Parasite-infected dragonflies suffer the same metabolic disorders that have led to an epidemic of obesity and type-2 diabetes in humans, reveal the findings of research conducted at Penn State University that are due to be published in the 5 December 2006 issue of the Proceedings of the National Academy of Science and also in the PNAS early online edition on 21 November. The discovery expands the known taxonomic breadth of metabolic disease and suggests that the study of microbes found in human intestines may provide a greater understanding of the root causes of human metabolic dysfunction.
James Marden, professor of biology and an insect physiologist at Penn State, and Ruud Schilder, who in August 2006 earned his doctorate in biology at Penn State and is now a postdoctoral fellow at the University of Nebraska, are the first to show a non-mammalian species suffering from metabolic dysfunction in ways similar to humans. "Metabolic disease isn't some strange thing having just to do with humans," said Marden. "Animals in general suffer from these symptoms."
The work is also novel because it links metabolic disease to a supposedly harmless parasite living in the dragonfly's gut. The parasites, known as gregarines, belong to the Apicomplexa, a group of microorganisms that includes protozoa, which cause diseases like malaria and cryptosporidiosis. The dragonfly species that Marden and Schilder studied is Libellula pulchella. The microbes disrupting the dragonfly metabolism may hold clues for scientists looking for the root causes of metabolic diseases in humans, according to Marden and Schilder's paper
"All of these symptoms, and the underlying processes behind these symptoms that we're seeing in these dragonflies, are pretty much identical to what you see in mammalian metabolic syndrome and obesity," said Marden. "We're seeing it all relate back to this non-invasive protozoan in the gut." The work raises a fascinating question about what role microbial communities found in human intestines may play in human metabolic disorders like insulin resistance, type-2 diabetes, and obesity. In mammals, these metabolic disorders are known to be associated with a chronic inflammatory response, thought to be triggered by an accumulation of fat.
In Marden and Schilder's dragonflies, the reverse happens. Parasitic infection triggers an inflammatory response and immediate changes in metabolism. Unable to metabolize fat, the dragonflies accumulate fat around their muscles. This finding begs the question of whether something similar might be happening in human metabolic diseases, the root causes of which remain poorly understood despite intense study.

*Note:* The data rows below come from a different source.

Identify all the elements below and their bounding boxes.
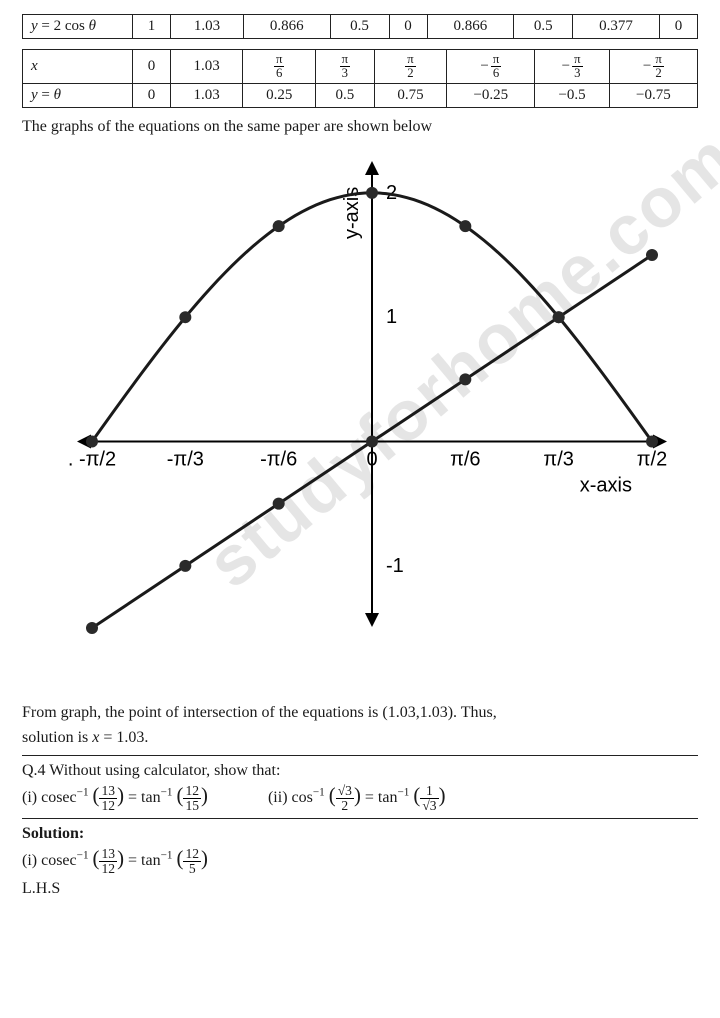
eq-ii: (ii) cos−1 (√32) = tan−1 (1√3) [268, 784, 446, 812]
t1-c0: 1 [133, 15, 171, 39]
chart-svg: . -π/2-π/3-π/60π/6π/3π/221-1x-axisy-axis [22, 138, 682, 698]
svg-text:1: 1 [386, 306, 397, 328]
t1-c3: 0.5 [330, 15, 389, 39]
t1-c5: 0.866 [427, 15, 514, 39]
svg-text:. -π/2: . -π/2 [68, 448, 116, 470]
table-cos-values: y = 2 cos θ 1 1.03 0.866 0.5 0 0.866 0.5… [22, 14, 698, 39]
svg-text:π/3: π/3 [543, 448, 573, 470]
lhs-label: L.H.S [22, 880, 698, 898]
svg-text:x-axis: x-axis [580, 474, 632, 496]
svg-text:π/6: π/6 [450, 448, 480, 470]
svg-text:-1: -1 [386, 554, 404, 576]
intersection-text-1: From graph, the point of intersection of… [22, 702, 698, 724]
t1-c7: 0.377 [573, 15, 660, 39]
solution-eq-i: (i) cosec−1 (1312) = tan−1 (125) [22, 847, 698, 875]
t1-c2: 0.866 [243, 15, 330, 39]
question-4: Q.4 Without using calculator, show that: [22, 762, 698, 780]
t1-c6: 0.5 [514, 15, 573, 39]
solution-label: Solution: [22, 825, 698, 843]
eq-i: (i) cosec−1 (1312) = tan−1 (1215) [22, 784, 208, 812]
chart-caption: The graphs of the equations on the same … [22, 118, 698, 136]
intersection-text-2: solution is x = 1.03. [22, 727, 698, 749]
table-theta-values: x 0 1.03 π6 π3 π2 −π6 −π3 −π2 y = θ 0 1.… [22, 49, 698, 108]
svg-text:π/2: π/2 [637, 448, 667, 470]
t1-c4: 0 [389, 15, 427, 39]
t1-c8: 0 [659, 15, 697, 39]
t1-c1: 1.03 [171, 15, 244, 39]
svg-text:0: 0 [366, 448, 377, 470]
svg-text:-π/3: -π/3 [167, 448, 204, 470]
divider-1 [22, 755, 698, 756]
divider-2 [22, 818, 698, 819]
chart: . -π/2-π/3-π/60π/6π/3π/221-1x-axisy-axis [22, 138, 698, 698]
equations-row: (i) cosec−1 (1312) = tan−1 (1215) (ii) c… [22, 784, 698, 812]
svg-text:-π/6: -π/6 [260, 448, 297, 470]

"Might disturbances in the microbial balance of human intestines trigger an immune system response that leads to metabolic disease?" Marden and Schilder asked. "More attention should be paid to the microbial balance in the intestines of people who suffer from obesity," said Schilder. "It seems plausible that disturbance in the microbial community in humans might trigger these inflammatory responses."
There are some other clues indicating that this may be an important question. "What we're finding in insects is that they become obese when parasites cause inflammation that affects metabolism," said Marden. "That seems akin to what's happening in humans when they get type-2 diabetes. It's not because there's been a change in the genetic composition of the population. it's because something has changed in our environment." One change in the human environment is the dramatic increase in soft-drink consumption among Americans, estimated to be 500 percent over 50 years from the 1940s to the 1990s. "We looked in the literature and found that consumption of high-fructose corn syrup often is associated with gastrointestinal distress, which may be a sign that fructose affects the gut microbial flora," said Marden.
Another clue is that some AIDS patients, with compromised immune systems, have chronic problems with Cryptosporidium (a protozoan parasite closely related to the one found in dragonflies) that over time impairs their metabolism in a similar fashion to what Schilder and Marden found for infected dragonflies. "That information gave us the courage to connect the dots," said Marden. "Granted, it is a big extrapolation to think that our dragonfly results might have any relevance for human disease, but it would be irresponsible for us to not point out these possibilities. People who study metabolic disease should test the hypothesis that changes in gut microbial composition can cause these syndromes."
Marden's lab, which studies how insect muscles work and affect the animal's survival and reproductive capabilities, can mechanically isolate single flight muscles and measure their mechanical power output under conditions similar to those in nature. The researchers noted that the muscles of some dragonflies are able to perform at 80 watts per kg. while others of the same species could perform at up to 220 watts per kg. The life of a dragonfly and successful mating requires intense competition for pond territory, aerial contests, and high-performance flight. "These guys are the jet fighters of the insect world," said Marden. Flight muscle makes up 60 percent of their body mass. The large variation in muscle output was intriguing because natural selection, over time, would weed out the submissive, poor flyers if the trait were genetically based. When the researchers looked in the gut of the dragonflies with poor muscle output, they found parasites.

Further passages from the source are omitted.